The Upper Red River of the South has largely gone understudied by the scientific community. Tributaries and neighboring regions have been observed in some detail, but very little has been done on the Red River itself. In the course of this investigation, 13 discrete fluvial terraces were discovered within and above the Upper Red River Valley, providing a record that potentially spans to the Late Pliocene. Definitive dates spanning between the MIS 5c (0.1 Ma) and the Medieval Climatic Anomaly (MCA) (1 ka BP) provide an avenue in which formational and degradational events can be assigned to specific climatic cycles, such as the Wisconsinan Glaciations, Last Glacial Maximum (LGM), and their interstadials, the Younger Dryas and its later Collapse (CYD), and the MCA. Utilizing Optically Stimulated Luminescence (OSL) dating in conjunction with a hand augering campaign, the terraces were drilled, logged, dated, and analyzed to determine architecture and characteristics of the fluvial deposits while pedogenic analysis allowed for the determination of the length of subaerial exposure to which these terraces were subjected prior to later burial.
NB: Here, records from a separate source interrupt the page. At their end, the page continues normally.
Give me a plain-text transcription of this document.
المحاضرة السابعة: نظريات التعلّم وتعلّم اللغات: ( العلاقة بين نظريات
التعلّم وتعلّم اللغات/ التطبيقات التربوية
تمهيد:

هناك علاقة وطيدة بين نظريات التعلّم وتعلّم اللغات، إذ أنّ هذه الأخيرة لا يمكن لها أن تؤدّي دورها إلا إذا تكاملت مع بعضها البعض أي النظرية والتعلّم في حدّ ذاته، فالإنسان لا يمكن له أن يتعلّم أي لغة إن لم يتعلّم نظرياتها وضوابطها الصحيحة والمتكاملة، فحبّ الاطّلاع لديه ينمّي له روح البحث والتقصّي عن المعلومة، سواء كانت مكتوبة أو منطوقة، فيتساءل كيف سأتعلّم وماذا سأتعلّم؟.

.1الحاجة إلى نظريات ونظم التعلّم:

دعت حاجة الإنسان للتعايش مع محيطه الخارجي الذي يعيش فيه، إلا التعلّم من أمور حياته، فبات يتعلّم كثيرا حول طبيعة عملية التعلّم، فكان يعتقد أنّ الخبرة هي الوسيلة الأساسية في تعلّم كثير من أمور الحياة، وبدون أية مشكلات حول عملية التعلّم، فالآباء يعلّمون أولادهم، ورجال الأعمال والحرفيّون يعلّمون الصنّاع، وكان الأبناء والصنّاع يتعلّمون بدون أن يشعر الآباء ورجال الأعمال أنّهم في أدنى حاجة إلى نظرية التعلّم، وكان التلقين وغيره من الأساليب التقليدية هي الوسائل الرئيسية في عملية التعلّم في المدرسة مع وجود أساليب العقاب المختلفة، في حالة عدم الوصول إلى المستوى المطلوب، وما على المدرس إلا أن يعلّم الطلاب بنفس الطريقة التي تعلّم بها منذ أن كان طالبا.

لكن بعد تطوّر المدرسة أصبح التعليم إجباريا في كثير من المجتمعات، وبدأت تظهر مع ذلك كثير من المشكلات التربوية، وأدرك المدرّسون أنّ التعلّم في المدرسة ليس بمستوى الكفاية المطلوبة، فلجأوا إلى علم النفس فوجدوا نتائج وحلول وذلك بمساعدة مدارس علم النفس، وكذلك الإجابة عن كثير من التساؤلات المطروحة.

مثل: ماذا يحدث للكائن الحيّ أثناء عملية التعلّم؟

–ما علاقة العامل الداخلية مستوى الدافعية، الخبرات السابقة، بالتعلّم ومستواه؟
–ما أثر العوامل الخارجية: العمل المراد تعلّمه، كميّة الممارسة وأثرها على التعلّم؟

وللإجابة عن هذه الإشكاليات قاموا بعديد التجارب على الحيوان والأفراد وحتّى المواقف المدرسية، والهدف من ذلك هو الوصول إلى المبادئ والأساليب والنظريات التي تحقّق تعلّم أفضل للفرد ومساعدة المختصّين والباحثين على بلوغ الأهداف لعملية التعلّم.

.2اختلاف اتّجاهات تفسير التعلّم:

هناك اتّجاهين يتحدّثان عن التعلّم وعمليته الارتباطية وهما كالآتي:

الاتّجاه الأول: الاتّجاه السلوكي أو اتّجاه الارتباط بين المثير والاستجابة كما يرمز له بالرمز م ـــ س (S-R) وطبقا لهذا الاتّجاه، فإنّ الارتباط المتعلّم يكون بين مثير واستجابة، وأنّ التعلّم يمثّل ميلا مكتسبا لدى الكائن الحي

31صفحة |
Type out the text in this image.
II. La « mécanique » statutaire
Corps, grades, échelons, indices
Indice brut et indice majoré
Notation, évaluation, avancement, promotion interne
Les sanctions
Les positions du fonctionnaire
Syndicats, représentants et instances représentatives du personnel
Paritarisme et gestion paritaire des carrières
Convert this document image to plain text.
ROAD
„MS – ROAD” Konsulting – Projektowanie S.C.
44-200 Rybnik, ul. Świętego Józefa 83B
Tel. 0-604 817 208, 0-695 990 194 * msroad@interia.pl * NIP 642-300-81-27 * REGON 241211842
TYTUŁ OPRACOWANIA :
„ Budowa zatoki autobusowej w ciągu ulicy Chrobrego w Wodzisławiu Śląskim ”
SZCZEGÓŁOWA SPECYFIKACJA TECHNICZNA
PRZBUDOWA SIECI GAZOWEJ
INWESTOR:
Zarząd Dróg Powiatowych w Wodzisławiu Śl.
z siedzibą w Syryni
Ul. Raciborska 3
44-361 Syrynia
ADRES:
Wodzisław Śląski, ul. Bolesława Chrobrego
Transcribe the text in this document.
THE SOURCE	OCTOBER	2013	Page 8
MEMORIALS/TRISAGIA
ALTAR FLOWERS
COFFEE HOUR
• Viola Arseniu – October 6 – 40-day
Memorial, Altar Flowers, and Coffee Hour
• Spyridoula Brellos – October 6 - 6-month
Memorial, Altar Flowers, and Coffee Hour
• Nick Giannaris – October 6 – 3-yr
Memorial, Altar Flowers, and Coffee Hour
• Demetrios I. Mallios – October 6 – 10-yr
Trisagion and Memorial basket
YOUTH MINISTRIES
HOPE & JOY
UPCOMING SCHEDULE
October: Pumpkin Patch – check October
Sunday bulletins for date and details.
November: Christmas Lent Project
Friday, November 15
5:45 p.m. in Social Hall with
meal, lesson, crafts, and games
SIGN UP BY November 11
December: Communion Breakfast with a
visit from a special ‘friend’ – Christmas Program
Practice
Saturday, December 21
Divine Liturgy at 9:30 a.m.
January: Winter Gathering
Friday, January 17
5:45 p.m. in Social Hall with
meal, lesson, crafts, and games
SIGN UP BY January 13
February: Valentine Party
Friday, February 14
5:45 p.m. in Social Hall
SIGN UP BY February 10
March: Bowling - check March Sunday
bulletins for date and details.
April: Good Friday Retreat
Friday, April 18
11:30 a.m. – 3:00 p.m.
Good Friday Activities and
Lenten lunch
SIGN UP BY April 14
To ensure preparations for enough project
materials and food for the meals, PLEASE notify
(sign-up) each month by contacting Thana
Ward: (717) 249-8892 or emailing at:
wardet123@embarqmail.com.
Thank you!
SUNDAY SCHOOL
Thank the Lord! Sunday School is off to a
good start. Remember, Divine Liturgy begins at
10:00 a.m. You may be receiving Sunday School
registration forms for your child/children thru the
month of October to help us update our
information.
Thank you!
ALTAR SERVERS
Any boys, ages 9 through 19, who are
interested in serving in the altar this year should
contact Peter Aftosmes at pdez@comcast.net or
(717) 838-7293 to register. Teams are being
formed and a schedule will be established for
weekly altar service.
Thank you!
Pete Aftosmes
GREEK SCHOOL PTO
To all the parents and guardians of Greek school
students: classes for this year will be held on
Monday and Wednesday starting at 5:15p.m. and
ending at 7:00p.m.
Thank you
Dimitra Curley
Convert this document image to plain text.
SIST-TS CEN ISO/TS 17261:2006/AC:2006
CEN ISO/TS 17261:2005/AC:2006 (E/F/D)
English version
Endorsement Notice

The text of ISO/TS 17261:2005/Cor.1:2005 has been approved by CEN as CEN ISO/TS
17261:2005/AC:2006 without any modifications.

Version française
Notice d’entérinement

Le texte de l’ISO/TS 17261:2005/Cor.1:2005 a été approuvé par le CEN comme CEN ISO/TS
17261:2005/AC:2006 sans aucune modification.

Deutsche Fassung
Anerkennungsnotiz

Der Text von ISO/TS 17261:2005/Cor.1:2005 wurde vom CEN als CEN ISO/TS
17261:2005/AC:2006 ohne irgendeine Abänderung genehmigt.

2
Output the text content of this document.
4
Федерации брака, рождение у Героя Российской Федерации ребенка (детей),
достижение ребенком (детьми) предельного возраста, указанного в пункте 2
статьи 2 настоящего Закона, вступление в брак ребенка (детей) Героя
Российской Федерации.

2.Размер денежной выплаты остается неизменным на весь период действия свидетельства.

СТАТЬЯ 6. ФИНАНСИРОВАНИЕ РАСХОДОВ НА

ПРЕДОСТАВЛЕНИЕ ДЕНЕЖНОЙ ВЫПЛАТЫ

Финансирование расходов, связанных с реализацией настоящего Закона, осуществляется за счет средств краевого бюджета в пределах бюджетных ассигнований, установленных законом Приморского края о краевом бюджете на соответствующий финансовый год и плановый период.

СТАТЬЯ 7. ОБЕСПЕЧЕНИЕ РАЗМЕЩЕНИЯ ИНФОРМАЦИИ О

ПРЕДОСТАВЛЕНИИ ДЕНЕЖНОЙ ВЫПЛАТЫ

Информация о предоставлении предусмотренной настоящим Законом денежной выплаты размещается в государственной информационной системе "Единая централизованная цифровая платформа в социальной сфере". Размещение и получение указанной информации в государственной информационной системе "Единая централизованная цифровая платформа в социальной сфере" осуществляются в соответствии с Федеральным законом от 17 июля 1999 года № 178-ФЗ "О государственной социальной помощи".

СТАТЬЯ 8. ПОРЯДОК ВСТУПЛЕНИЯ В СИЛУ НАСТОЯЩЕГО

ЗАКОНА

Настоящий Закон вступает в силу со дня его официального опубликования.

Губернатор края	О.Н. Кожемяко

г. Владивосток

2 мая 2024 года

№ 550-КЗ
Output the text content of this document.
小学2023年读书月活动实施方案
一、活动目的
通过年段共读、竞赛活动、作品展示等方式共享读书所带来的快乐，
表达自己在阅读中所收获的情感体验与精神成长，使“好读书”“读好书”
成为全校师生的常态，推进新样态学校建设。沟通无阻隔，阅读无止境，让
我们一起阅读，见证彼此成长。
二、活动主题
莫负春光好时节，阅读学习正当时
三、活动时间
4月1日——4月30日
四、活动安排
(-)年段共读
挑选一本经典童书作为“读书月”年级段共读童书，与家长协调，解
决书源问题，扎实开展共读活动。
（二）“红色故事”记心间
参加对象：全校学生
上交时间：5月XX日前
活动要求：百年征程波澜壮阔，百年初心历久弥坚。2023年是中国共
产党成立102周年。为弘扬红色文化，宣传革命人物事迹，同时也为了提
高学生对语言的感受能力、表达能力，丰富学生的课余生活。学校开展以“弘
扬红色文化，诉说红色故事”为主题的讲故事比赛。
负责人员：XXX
The dates for the terraces allowed for the further correlation of terrace construction, abandonment, and valley incision since the middle Sangamon Interglacial. These deposits record an ancient Red River vastly different from the stream seen today. Thick assemblages of deposits and broad terraces, reflecting a massive aggradational system, suggest that this paleo-Red River was significantly larger. Relict deposits of the Lower Red River Valley confirm that the ancient River was similar in discharge and yield to the coeval Mississippi River, indicating that this ancestral Red River operated on a continent-scale, suggesting a montane source to the west. In reconstructing a distribution model connecting the present Red River drainage basin to the Rocky Mountains, it is apparent that an additional fluvial axis would be required to nourish the ancient Red River. The Canadian River was identified through this study as being the ideal candidate for such a vector. This likewise suggests that the eventual pirating of the Canadian River by the Arkansas River became the Red’s downfall, as the Red River became both starved of sediment and discharge, relegating the former continent-scale River to the desert stream that today rises atop the Llano Estacado.